The second is the group most outsiders think of when they consider the Hispanic community. In the 1980s, '90s, and 2000s, droves of migrant workers, rather than returning south to their home countries or to border states after the harvest, took root in East Tennessee. In mostly rural counties, they found work in construction, processing plants, manufacturing, landscaping, and the restaurant business. Loida says she thinks the broad economic downturn of the past two years has paused this influx momentarily, and that rising unemployment and economic anxiety have increased tensions between Latino immigrants and the native population.

The third wave, the one we're now witnessing, she says, is made of bilingual Hispanics relocating from other states with large Latino populations—California, Florida, Texas, New York. Many of these are second- and third-generation Americans, some the children of those migrant laborers who entered 20 or 30 years before. Velazquez says they are generally less skilled and educated than the first wave of professionals, but were likely educated in the American school system and have some college or a bachelor's degree.
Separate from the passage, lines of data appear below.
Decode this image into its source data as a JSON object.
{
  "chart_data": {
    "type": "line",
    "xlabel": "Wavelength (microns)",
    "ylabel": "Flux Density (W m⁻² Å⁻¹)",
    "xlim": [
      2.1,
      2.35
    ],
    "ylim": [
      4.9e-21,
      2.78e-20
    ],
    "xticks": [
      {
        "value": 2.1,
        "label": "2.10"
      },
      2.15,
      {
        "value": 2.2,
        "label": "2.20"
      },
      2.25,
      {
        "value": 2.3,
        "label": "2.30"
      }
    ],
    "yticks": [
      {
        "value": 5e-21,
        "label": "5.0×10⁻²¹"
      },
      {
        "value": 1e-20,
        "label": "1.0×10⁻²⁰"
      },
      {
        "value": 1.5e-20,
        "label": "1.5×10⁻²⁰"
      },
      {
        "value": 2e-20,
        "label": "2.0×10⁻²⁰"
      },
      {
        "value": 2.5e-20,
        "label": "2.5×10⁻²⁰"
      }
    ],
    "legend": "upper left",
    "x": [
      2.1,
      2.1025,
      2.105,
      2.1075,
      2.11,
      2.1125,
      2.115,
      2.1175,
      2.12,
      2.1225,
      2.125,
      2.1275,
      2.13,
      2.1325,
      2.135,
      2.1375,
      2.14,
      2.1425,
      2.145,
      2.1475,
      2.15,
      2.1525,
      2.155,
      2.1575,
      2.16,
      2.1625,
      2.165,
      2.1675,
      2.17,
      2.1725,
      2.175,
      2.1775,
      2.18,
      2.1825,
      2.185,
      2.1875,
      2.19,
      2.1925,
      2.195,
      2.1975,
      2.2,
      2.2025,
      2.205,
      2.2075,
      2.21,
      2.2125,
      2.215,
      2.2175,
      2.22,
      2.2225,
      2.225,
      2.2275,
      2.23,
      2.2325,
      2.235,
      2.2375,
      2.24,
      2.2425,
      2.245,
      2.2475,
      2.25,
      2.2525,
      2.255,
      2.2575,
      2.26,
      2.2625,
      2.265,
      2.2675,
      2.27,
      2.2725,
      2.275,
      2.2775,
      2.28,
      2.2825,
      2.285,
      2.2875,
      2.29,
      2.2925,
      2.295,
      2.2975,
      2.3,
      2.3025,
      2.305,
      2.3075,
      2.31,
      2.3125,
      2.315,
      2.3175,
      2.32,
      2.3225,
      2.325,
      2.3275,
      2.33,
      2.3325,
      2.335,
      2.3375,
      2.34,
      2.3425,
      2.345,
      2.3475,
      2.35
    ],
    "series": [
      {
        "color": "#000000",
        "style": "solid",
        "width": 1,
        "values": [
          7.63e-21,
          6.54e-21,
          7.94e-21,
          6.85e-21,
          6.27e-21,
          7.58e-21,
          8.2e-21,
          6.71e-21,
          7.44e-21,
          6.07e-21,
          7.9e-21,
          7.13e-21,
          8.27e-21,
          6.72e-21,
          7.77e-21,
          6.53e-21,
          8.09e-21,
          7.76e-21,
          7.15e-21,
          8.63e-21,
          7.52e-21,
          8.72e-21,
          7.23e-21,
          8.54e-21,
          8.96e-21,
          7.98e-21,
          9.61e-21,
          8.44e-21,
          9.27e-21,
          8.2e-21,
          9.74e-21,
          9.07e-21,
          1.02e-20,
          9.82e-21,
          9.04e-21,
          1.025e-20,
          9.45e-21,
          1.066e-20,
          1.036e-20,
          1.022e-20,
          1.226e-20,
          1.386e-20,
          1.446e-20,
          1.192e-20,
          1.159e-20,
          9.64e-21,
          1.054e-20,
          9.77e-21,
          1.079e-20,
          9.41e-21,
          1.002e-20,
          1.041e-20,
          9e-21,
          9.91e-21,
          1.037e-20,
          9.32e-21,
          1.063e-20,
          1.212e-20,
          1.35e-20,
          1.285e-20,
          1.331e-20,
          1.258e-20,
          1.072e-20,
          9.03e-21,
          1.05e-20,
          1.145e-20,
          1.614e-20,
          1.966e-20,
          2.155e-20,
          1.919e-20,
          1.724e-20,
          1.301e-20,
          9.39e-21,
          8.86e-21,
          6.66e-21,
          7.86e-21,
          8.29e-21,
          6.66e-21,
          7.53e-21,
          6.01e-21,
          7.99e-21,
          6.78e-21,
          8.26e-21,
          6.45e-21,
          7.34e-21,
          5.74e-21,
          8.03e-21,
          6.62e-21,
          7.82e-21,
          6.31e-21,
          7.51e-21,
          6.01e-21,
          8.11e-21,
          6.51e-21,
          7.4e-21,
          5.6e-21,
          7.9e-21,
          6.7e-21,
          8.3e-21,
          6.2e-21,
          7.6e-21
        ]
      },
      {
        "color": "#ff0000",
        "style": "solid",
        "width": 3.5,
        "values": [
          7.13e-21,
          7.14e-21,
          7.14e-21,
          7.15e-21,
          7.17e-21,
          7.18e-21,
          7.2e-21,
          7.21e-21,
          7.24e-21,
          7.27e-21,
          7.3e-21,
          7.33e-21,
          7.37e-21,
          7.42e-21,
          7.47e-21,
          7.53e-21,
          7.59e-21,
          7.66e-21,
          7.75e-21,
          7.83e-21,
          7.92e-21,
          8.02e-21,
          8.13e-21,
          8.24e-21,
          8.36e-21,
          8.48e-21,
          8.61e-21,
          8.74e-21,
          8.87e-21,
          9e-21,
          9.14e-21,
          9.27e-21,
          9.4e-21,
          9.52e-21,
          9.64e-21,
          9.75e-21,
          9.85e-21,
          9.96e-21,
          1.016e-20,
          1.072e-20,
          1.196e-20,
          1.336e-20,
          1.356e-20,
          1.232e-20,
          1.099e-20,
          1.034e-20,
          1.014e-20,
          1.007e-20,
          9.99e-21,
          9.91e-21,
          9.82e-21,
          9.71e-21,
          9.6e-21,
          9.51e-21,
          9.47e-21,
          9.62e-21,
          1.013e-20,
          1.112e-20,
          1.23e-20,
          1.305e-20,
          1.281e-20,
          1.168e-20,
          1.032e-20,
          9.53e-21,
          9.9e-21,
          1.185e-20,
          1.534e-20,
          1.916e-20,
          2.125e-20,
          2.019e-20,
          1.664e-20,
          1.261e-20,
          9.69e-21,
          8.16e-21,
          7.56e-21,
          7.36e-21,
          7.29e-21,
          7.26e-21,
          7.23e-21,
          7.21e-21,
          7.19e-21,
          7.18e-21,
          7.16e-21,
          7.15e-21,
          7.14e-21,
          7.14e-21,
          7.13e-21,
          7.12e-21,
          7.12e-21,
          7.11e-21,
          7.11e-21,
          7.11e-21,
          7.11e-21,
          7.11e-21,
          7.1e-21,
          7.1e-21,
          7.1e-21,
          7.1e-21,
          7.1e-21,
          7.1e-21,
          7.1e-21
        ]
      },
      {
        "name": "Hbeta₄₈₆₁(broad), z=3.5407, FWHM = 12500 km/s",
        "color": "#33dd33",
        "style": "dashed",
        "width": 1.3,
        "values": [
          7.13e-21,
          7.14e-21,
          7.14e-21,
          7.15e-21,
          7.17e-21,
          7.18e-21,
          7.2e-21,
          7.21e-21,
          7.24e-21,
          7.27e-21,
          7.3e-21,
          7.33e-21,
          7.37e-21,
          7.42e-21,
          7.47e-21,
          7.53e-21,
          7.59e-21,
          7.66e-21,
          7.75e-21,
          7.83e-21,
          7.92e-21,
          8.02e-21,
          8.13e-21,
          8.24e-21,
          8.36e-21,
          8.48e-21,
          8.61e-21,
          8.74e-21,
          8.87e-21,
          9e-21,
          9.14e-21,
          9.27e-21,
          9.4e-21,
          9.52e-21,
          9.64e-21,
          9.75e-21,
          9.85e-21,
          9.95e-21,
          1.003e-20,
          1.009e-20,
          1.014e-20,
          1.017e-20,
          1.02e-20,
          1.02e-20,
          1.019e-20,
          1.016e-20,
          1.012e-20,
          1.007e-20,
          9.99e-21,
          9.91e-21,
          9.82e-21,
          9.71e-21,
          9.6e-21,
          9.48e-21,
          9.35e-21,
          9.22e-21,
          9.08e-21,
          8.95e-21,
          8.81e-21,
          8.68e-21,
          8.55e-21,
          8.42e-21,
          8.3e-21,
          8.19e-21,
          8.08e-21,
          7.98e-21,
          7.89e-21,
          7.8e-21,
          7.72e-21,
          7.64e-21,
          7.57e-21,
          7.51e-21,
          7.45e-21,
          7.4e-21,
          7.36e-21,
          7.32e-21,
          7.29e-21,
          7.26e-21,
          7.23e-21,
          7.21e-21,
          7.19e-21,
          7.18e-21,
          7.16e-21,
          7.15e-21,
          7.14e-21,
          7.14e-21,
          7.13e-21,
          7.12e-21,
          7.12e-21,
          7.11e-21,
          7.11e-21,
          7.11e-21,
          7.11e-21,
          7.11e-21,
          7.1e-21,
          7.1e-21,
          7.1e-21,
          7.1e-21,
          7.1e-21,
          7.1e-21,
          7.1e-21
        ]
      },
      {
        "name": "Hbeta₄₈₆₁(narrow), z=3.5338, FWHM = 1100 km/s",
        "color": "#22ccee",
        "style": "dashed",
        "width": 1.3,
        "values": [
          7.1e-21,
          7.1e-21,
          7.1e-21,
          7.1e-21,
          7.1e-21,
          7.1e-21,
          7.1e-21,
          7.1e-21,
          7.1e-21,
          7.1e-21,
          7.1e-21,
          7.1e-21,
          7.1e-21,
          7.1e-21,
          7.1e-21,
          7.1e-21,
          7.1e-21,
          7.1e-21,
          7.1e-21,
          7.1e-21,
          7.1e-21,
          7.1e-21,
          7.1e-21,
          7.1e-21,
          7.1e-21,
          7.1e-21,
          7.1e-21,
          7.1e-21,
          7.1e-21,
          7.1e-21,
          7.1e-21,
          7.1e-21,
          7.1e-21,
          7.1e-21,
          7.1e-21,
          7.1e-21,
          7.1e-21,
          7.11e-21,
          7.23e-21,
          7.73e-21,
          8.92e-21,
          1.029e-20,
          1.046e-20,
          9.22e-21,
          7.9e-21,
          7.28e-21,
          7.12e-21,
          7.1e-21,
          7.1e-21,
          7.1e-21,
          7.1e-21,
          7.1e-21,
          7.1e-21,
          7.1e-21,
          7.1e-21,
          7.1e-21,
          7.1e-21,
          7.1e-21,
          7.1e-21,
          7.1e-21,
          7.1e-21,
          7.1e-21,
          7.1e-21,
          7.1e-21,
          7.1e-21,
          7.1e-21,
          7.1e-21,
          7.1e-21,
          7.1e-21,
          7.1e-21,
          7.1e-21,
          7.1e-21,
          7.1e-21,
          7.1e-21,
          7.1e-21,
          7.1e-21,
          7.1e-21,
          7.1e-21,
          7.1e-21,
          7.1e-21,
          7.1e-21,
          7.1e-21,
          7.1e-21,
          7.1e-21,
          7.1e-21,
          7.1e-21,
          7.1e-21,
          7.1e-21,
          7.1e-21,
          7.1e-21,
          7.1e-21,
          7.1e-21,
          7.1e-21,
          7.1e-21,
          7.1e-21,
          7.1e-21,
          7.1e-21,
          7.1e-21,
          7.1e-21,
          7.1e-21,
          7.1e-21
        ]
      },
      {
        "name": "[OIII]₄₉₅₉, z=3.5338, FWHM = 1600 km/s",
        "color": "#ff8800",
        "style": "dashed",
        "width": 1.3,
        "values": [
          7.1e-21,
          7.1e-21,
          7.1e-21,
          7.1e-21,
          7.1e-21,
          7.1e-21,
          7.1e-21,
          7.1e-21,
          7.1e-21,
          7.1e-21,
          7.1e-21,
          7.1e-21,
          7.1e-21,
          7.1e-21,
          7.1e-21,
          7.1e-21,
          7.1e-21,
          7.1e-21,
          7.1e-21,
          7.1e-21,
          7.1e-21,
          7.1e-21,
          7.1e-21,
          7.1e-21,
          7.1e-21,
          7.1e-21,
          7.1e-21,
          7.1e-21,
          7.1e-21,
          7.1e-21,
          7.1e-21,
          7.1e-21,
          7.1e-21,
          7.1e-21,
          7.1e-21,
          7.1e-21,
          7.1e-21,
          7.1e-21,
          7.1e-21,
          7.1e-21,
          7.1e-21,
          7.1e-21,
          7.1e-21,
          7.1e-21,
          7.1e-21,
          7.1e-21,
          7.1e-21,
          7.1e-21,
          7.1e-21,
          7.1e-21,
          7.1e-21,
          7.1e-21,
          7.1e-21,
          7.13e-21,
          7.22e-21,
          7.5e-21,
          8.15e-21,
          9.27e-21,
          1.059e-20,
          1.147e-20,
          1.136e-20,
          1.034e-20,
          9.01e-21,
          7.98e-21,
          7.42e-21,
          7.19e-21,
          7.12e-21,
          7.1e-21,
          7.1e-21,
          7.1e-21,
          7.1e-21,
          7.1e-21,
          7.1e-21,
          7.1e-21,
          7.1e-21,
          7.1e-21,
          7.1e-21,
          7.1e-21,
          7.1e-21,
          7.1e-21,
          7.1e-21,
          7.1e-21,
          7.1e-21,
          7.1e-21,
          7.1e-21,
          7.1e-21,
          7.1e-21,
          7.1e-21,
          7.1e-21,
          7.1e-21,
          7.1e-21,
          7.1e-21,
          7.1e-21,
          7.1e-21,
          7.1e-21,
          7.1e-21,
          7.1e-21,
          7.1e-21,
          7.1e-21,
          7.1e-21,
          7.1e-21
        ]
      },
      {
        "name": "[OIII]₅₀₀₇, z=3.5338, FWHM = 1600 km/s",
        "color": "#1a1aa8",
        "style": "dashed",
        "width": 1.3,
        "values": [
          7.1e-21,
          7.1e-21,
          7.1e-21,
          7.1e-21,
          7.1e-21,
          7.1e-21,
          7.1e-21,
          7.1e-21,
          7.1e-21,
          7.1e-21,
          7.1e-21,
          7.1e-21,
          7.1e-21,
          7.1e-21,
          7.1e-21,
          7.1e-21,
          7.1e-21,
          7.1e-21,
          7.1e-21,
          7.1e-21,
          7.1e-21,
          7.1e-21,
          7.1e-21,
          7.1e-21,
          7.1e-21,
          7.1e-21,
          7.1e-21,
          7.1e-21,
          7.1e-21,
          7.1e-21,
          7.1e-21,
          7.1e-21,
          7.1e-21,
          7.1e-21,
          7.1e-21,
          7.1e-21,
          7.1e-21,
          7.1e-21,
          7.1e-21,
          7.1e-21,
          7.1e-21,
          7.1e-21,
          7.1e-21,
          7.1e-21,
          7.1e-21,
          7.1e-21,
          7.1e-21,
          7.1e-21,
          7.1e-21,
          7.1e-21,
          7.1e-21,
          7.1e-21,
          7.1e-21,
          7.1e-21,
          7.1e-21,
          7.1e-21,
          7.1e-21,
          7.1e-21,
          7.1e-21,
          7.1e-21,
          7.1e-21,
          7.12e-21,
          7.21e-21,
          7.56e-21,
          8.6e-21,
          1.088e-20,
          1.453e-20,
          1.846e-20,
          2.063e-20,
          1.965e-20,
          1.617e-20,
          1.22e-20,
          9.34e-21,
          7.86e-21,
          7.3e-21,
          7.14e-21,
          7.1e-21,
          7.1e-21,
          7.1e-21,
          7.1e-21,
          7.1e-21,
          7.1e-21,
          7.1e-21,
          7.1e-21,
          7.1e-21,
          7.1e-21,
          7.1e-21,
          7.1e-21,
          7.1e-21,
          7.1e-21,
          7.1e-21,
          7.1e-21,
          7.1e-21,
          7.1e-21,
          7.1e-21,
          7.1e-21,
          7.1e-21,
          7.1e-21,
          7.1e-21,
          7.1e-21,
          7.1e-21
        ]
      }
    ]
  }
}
All of this touches on the complexity of this community. Latino and Hispanic are shorthand terms for referring to a broad class of people who emigrated from Spanish-speaking countries and their descendants, but they often mask the diversity in language, food, religion, and customs of the population. From one area to the next, the makeup of the community changes in often subtle but important ways. To give an example, some Guatemalan immigrants, having been raised on one of the many Mayan languages, can hardly speak Spanish. To give another, while Knoxville's hispanic population may be roughly 70 percent Mexican, 20 percent Honduran, and 10 percent a grab bag of Central and South American nationalities, those percentages don't hold true for surrounding counties and cities. For example, in Pigeon Forge, people say the numbers are reversed, with a much greater influx of Hondurans than Mexicans.